This post is the result of the confluence of two stories, one about President Obama, the other about Benjamin Franklin. Go with the flow of my stream of consciousness, dear reader, and listen as the currents of the two tales intermingle and babble over the sandy shoals of what passes for knowledge of the character of these two Americans.
Earlier today I came across Johnathan Chait's article in the January 12, 2014 issue of New York Magazine entitled History Will Be Very Kind To Obama (And if it's not, it will be for a highly ironic reason.) It's worth reading.
Coincidentally, I'm almost finished with A Great Improvisation: Franklin, France, and the Birth of America by Staci Schiff.
It is a long book, which is unlikely to be read by those whose total knowledge of American history consists of what they remember of the simplistic, patriotism-instilling myths they heard as children.
Listen, my children, and you shall hear
Of the midnight ride of Paul Revere...
(Never mind that Revere was captured and failed to finish his ride. Revere's fellow rider, Billy Dawes, on the other hand, did finish, but his name does not lend itself as easily to patriotic poesy.)
But I digress. (Meander might be a better term, given the aquatic metaphor with which I began.)
In Schiff's book I found a great deal of similarity between how Benjamin Franklin was viewed both at home and abroad as he sought help from France during the Revolutionary War and how President Obama is judged on those same fronts for his efforts to serve simultaneously as the first Black American President and the leader of the free world.
For both men the various factions within the home crowd succumb to personal and tribal prejudices. They fail to recognize the value of a gifted politician with the extraordinary and singular ability to set aside his own prejudices and desires in order to do the job his country asked him to do.
For both, citizens of foreign lands are enamored not with the man's acumen but with his celebrity, uniqueness, and affability. They heap praise upon him, which his detractors and enemies use to undermine his efforts at home, claiming he seeks the limelight at the expense of his country.
One passage from the Chait article on Obama parallels much of what Schiff says about Franklin.
The president’s infuriating serenity, his inclination to play Spock even when the country wants a Captain Kirk, makes him an unusual kind of leader. But it is obvious why Obama behaves this way: He is very confident in his idea of how history works and how, once the dust settles, he will be judged. For Obama, the long run has been a source of comfort from the outset. He has quoted King’s dictum about the arc of the moral universe eventually bending toward justice, and he has said that “at the end of the day, we’re part of a long-running story. We just try to get our paragraph right.” To his critics, Obama is unable to attend to the theatrical duties of his office because he lacks a bedrock emotional connection with America. It seems more likely that he is simply unwilling to: that he is conducting his presidency on the assumption that his place in historical memory will be defined by a tabulation of his successes minus his failures. And that tomorrow’s historians will be more rational and forgiving than today’s political commentators.Schiff says this about Franklin in her introduction. It's tenor could quite easily apply to Obama.
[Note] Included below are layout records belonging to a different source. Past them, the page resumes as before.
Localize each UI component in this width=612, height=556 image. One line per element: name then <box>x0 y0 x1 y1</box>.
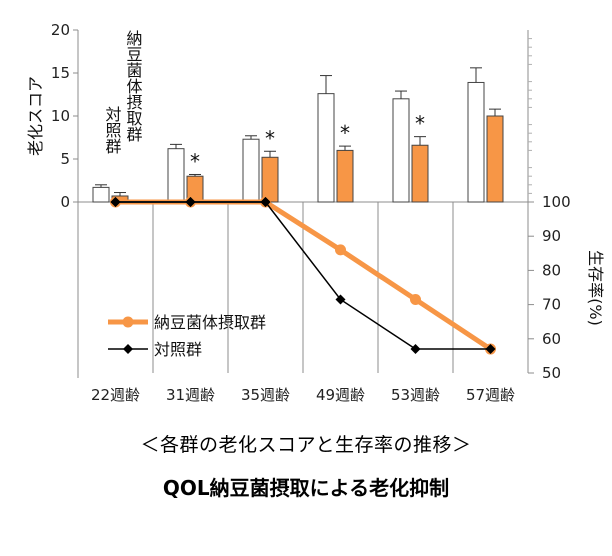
chart: 0 5 10 15 20 老化スコア 50 60 70 80 90 100 生存率(%) 22週齢 31週齢… <box>26 21 605 404</box>
x-tick-label: 22週齢 <box>91 386 140 404</box>
x-tick-label: 57週齢 <box>466 386 515 404</box>
line-point <box>410 344 421 355</box>
significance-mark: * <box>190 149 200 173</box>
chart-title: QOL納豆菌摂取による老化抑制 <box>162 476 450 500</box>
legend-bar-natto: 納豆菌体摂取群 <box>124 30 143 142</box>
line-point <box>110 197 121 207</box>
legend-line-natto-label: 納豆菌体摂取群 <box>154 313 266 332</box>
right-tick-label: 70 <box>542 296 561 314</box>
left-tick-label: 5 <box>60 150 70 168</box>
legend-line-control-label: 対照群 <box>154 340 202 359</box>
left-tick-label: 20 <box>51 21 70 39</box>
bar <box>467 81 485 203</box>
bar <box>242 138 260 203</box>
line-point <box>410 293 421 305</box>
line-point <box>185 197 196 207</box>
significance-mark: * <box>340 121 350 145</box>
chart-subtitle: ＜各群の老化スコアと生存率の推移＞ <box>140 434 472 456</box>
x-tick-label: 31週齢 <box>166 386 215 404</box>
line-point <box>485 344 496 355</box>
bar <box>411 144 429 203</box>
bar <box>392 98 410 203</box>
right-tick-label: 60 <box>542 330 561 348</box>
left-tick-label: 15 <box>51 64 70 82</box>
line-point <box>260 197 271 207</box>
bar <box>336 149 354 203</box>
bar <box>167 148 185 203</box>
line-point <box>335 294 346 305</box>
right-tick-label: 80 <box>542 261 561 279</box>
legend-line-control-marker <box>123 344 133 354</box>
significance-mark: * <box>415 112 425 136</box>
left-tick-label: 0 <box>60 193 70 211</box>
bar <box>486 115 504 203</box>
left-tick-label: 10 <box>51 107 70 125</box>
line-point <box>335 244 346 256</box>
x-tick-label: 35週齢 <box>241 386 290 404</box>
significance-mark: * <box>265 126 275 150</box>
right-tick-label: 100 <box>542 193 571 211</box>
legend-bar-control: 対照群 <box>103 106 122 154</box>
x-tick-label: 49週齢 <box>316 386 365 404</box>
bar <box>92 186 110 203</box>
right-tick-label: 90 <box>542 227 561 245</box>
legend-line-natto-marker <box>122 316 134 328</box>
x-tick-label: 53週齢 <box>391 386 440 404</box>
left-axis-title: 老化スコア <box>26 76 45 156</box>
bar <box>317 93 335 203</box>
right-axis-title: 生存率(%) <box>586 250 605 326</box>
bar <box>261 156 279 203</box>
right-tick-label: 50 <box>542 364 561 382</box>
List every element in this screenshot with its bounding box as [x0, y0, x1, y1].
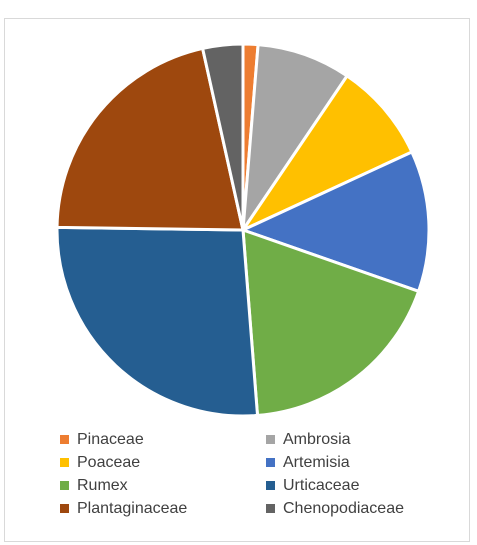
legend-item-poaceae: Poaceae [60, 451, 266, 474]
legend-item-plantaginaceae: Plantaginaceae [60, 497, 266, 520]
legend-label: Ambrosia [283, 431, 351, 449]
legend-swatch [60, 481, 69, 490]
legend-swatch [266, 458, 275, 467]
legend-swatch [266, 481, 275, 490]
legend-label: Rumex [77, 477, 128, 495]
legend-item-ambrosia: Ambrosia [266, 428, 466, 451]
legend-swatch [60, 504, 69, 513]
legend-swatch [60, 435, 69, 444]
legend-label: Plantaginaceae [77, 500, 187, 518]
legend-swatch [60, 458, 69, 467]
pie-slice-urticaceae [57, 227, 258, 416]
legend-label: Poaceae [77, 454, 140, 472]
legend-label: Chenopodiaceae [283, 500, 404, 518]
legend-item-rumex: Rumex [60, 474, 266, 497]
legend-label: Pinaceae [77, 431, 144, 449]
legend-item-pinaceae: Pinaceae [60, 428, 266, 451]
legend-swatch [266, 435, 275, 444]
legend-label: Artemisia [283, 454, 350, 472]
legend-swatch [266, 504, 275, 513]
legend-label: Urticaceae [283, 477, 359, 495]
legend-item-chenopodiaceae: Chenopodiaceae [266, 497, 466, 520]
legend-item-artemisia: Artemisia [266, 451, 466, 474]
legend: Pinaceae Ambrosia Poaceae Artemisia Rumex Urt… [60, 428, 470, 520]
legend-item-urticaceae: Urticaceae [266, 474, 466, 497]
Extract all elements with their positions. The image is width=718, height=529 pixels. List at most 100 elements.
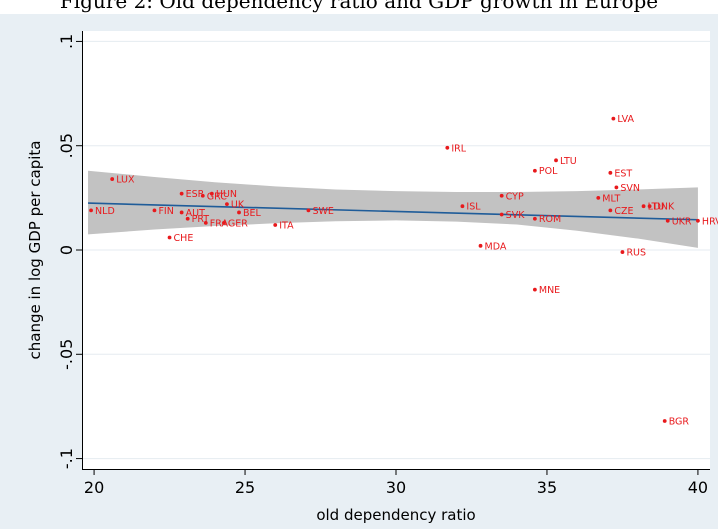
point-label: FIN [158,206,173,217]
point-label: AUT [186,208,205,219]
point-label: LTU [648,202,665,213]
data-point-ita: ITA [273,220,294,231]
y-tick-label: .1 [57,34,76,49]
y-tick-label: -.05 [57,339,76,370]
point-label: SVK [506,210,526,221]
data-point-aut: AUT [179,208,205,219]
data-point-hun: HUN [209,189,237,200]
point-label: LUX [116,175,135,186]
point-marker [608,208,613,213]
point-marker [110,177,115,181]
point-marker [611,116,616,121]
point-label: UKR [672,216,692,227]
data-point-cyp: CYP [499,191,524,202]
point-marker [478,243,483,248]
data-point-rus: RUS [620,248,646,259]
data-point-pol: POL [532,166,558,177]
point-label: SWE [312,206,333,217]
point-marker [200,193,205,198]
data-point-lva: LVA [611,114,635,125]
point-marker [167,235,172,240]
data-point-nld: NLD [89,206,115,217]
data-point-prt: PRT [185,214,210,225]
y-tick-label: -.1 [57,448,76,469]
point-marker [222,220,226,225]
gridlines [82,40,710,460]
point-label: UK [231,200,245,211]
point-marker [647,204,652,209]
point-label: BEL [243,208,262,219]
point-marker [445,145,450,150]
point-label: ITA [279,220,294,231]
point-marker [608,170,613,175]
data-point-mda: MDA [478,241,507,252]
point-marker [185,216,190,221]
point-marker [306,208,311,213]
point-label: FRA [210,218,229,229]
point-label: HUN [216,189,237,200]
point-label: POL [539,166,558,177]
data-point-ukr: UKR [665,216,692,227]
x-axis-ticks: 20 25 30 35 40 [84,469,708,497]
point-marker [596,195,601,200]
x-tick-label: 40 [688,478,708,497]
data-point-ltu: LTU [554,156,577,167]
point-label: NLD [95,206,115,217]
point-label: ISL [466,202,481,213]
point-marker [209,191,214,196]
point-marker [641,204,646,209]
x-tick-label: 35 [537,478,557,497]
data-point-dnk: DNK [647,202,675,213]
point-label: IRL [451,143,466,154]
point-label: HRV [702,216,718,227]
data-point-fra: FRA [203,218,229,229]
x-tick-label: 25 [235,478,255,497]
point-label: CHE [174,233,194,244]
y-axis-ticks: -.1 -.05 0 .05 .1 [57,34,82,469]
point-label: MDA [485,241,507,252]
point-marker [620,250,625,254]
point-marker [662,419,667,423]
point-marker [89,208,93,213]
point-label: GER [228,218,248,229]
data-point-lux: LUX [110,175,135,186]
data-point-ltu: LTU [641,202,665,213]
point-label: MLT [602,193,620,204]
point-label: RUS [626,248,646,259]
data-point-bel: BEL [237,208,262,219]
point-marker [614,185,619,190]
y-tick-label: 0 [57,245,76,255]
point-label: EST [614,168,632,179]
point-marker [554,158,558,163]
data-point-mne: MNE [532,285,560,296]
point-label: ROM [539,214,561,225]
data-point-grc: GRC [200,191,227,202]
point-marker [273,223,278,227]
data-point-hrv: HRV [696,216,718,227]
y-axis-title: change in log GDP per capita [26,141,44,360]
point-marker [179,191,184,196]
point-label: DNK [654,202,675,213]
figure-title: Figure 2: Old dependency ratio and GDP g… [59,0,659,13]
data-point-svk: SVK [499,210,526,221]
point-marker [532,168,537,173]
point-marker [532,216,537,221]
point-marker [152,208,157,213]
point-marker [460,204,465,209]
fit-line [88,202,698,221]
chart-frame: NLD LUX FIN CHE ESP AUT PRT GRC HUN FRA GER UK BEL IT… [0,14,718,529]
point-marker [665,218,670,223]
point-marker [499,193,504,198]
data-point-che: CHE [167,233,194,244]
data-point-svn: SVN [614,183,640,194]
point-label: SVN [620,183,640,194]
data-point-est: EST [608,168,632,179]
point-label: LVA [617,114,634,125]
point-marker [203,220,208,225]
data-point-cze: CZE [608,206,634,217]
data-point-fin: FIN [152,206,174,217]
point-label: MNE [539,285,560,296]
point-label: PRT [192,214,210,225]
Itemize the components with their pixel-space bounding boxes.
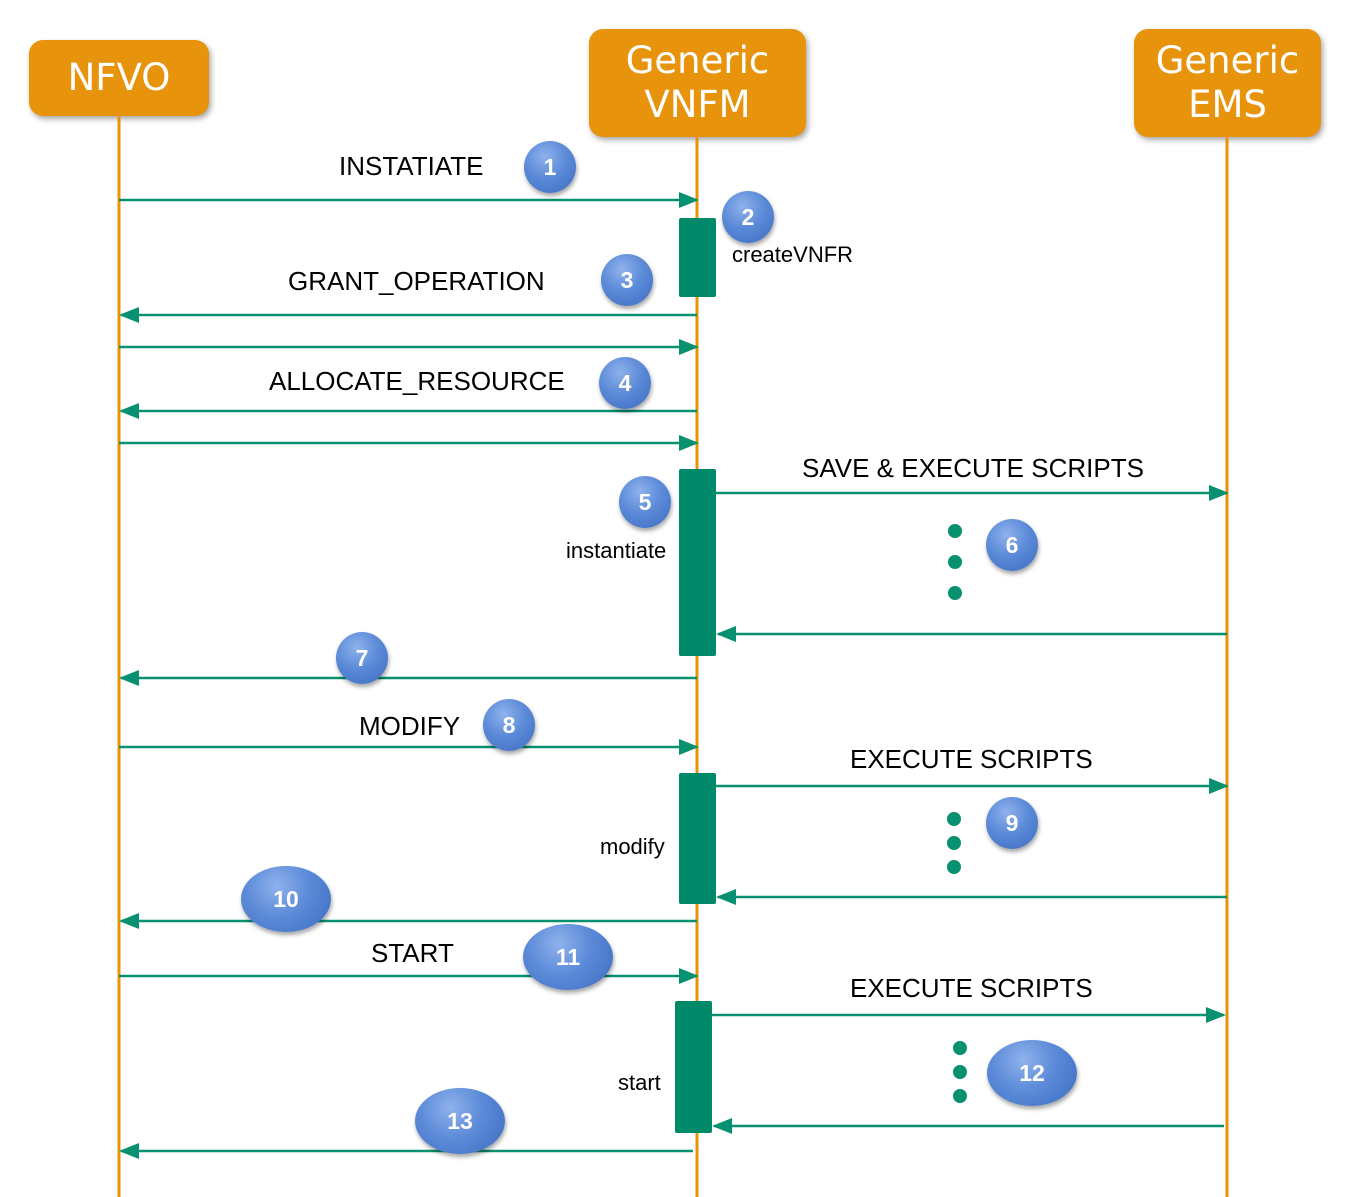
step-badge-10: 10 (241, 866, 331, 932)
ellipsis-dot (953, 1089, 967, 1103)
step-badge-7: 7 (336, 632, 388, 684)
step-badge-12: 12 (987, 1040, 1077, 1106)
message-label-save-execute-scripts: SAVE & EXECUTE SCRIPTS (802, 453, 1144, 483)
step-badge-1: 1 (524, 141, 576, 193)
step-badge-9: 9 (986, 797, 1038, 849)
message-label-modify: MODIFY (359, 711, 461, 741)
message-label-allocate-resource: ALLOCATE_RESOURCE (269, 366, 565, 396)
step-badge-3: 3 (601, 254, 653, 306)
message-label-execute-scripts-2: EXECUTE SCRIPTS (850, 973, 1093, 1003)
step-badge-6: 6 (986, 519, 1038, 571)
message-label-start: START (371, 938, 454, 968)
actor-generic-ems: Generic EMS (1134, 29, 1321, 137)
step-badge-5: 5 (619, 476, 671, 528)
step-badge-2: 2 (722, 191, 774, 243)
message-label-grant-operation: GRANT_OPERATION (288, 266, 545, 296)
message-label-execute-scripts-1: EXECUTE SCRIPTS (850, 744, 1093, 774)
actor-generic-vnfm: Generic VNFM (589, 29, 806, 137)
activation-modify (679, 773, 716, 904)
ellipsis-dot (947, 812, 961, 826)
ellipsis-dot (947, 860, 961, 874)
step-badge-8: 8 (483, 699, 535, 751)
step-badge-13: 13 (415, 1088, 505, 1154)
activation-create-vnfr (679, 218, 716, 297)
ellipsis-dot (948, 524, 962, 538)
ellipsis-dot (953, 1065, 967, 1079)
actor-nfvo: NFVO (29, 40, 209, 116)
activation-start (675, 1001, 712, 1133)
ellipsis-dot (948, 555, 962, 569)
step-badge-4: 4 (599, 357, 651, 409)
ellipsis-dot (947, 836, 961, 850)
activation-label-create-vnfr: createVNFR (732, 242, 854, 267)
message-label-instantiate: INSTATIATE (339, 151, 484, 181)
activation-label-modify: modify (600, 834, 665, 859)
activation-label-start: start (618, 1070, 661, 1095)
step-badge-11: 11 (523, 924, 613, 990)
activation-instantiate (679, 469, 716, 656)
ellipsis-dot (953, 1041, 967, 1055)
ellipsis-dot (948, 586, 962, 600)
activation-label-instantiate: instantiate (566, 538, 667, 563)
Always a generous soul, Franklin left his best years to his biographers. The outline for his unfinished Autobiography ends: "To France. Treaty, etc." This is the story of those four words, with emphasis on the last. Although its subject shied from doing so, Franklin's revolutionary odyssey has been examined before. In the simplified version, his is a kind of messianic entry into Paris that will precipitate a violent exit, thirteen years later, stage left, with noble French heads o pikes. In John Adams's worst nightmare, the story of the American Revolution assumed a different formulation: "The essence of the whole will be that Dr. Franklin's electrical rod smote the earth and out sprung General Washington. That Franklin electrified him with his rod–and thence forward these two conducted all the policy, negotiations, legislatures, and war." In the romantic version, the French mission is reduced to a tale of baroque international melodrama, boasting a cast of aristocratic lovelies who transform Franklin into a debauched European. From there it is a short distance to the hostile misconceptions, in which Franklin is "the first to lay his head in the lap of French harlotry."I encourage you to read both and see if I am not justified in asking Barack Franklin? Benjamin Obama?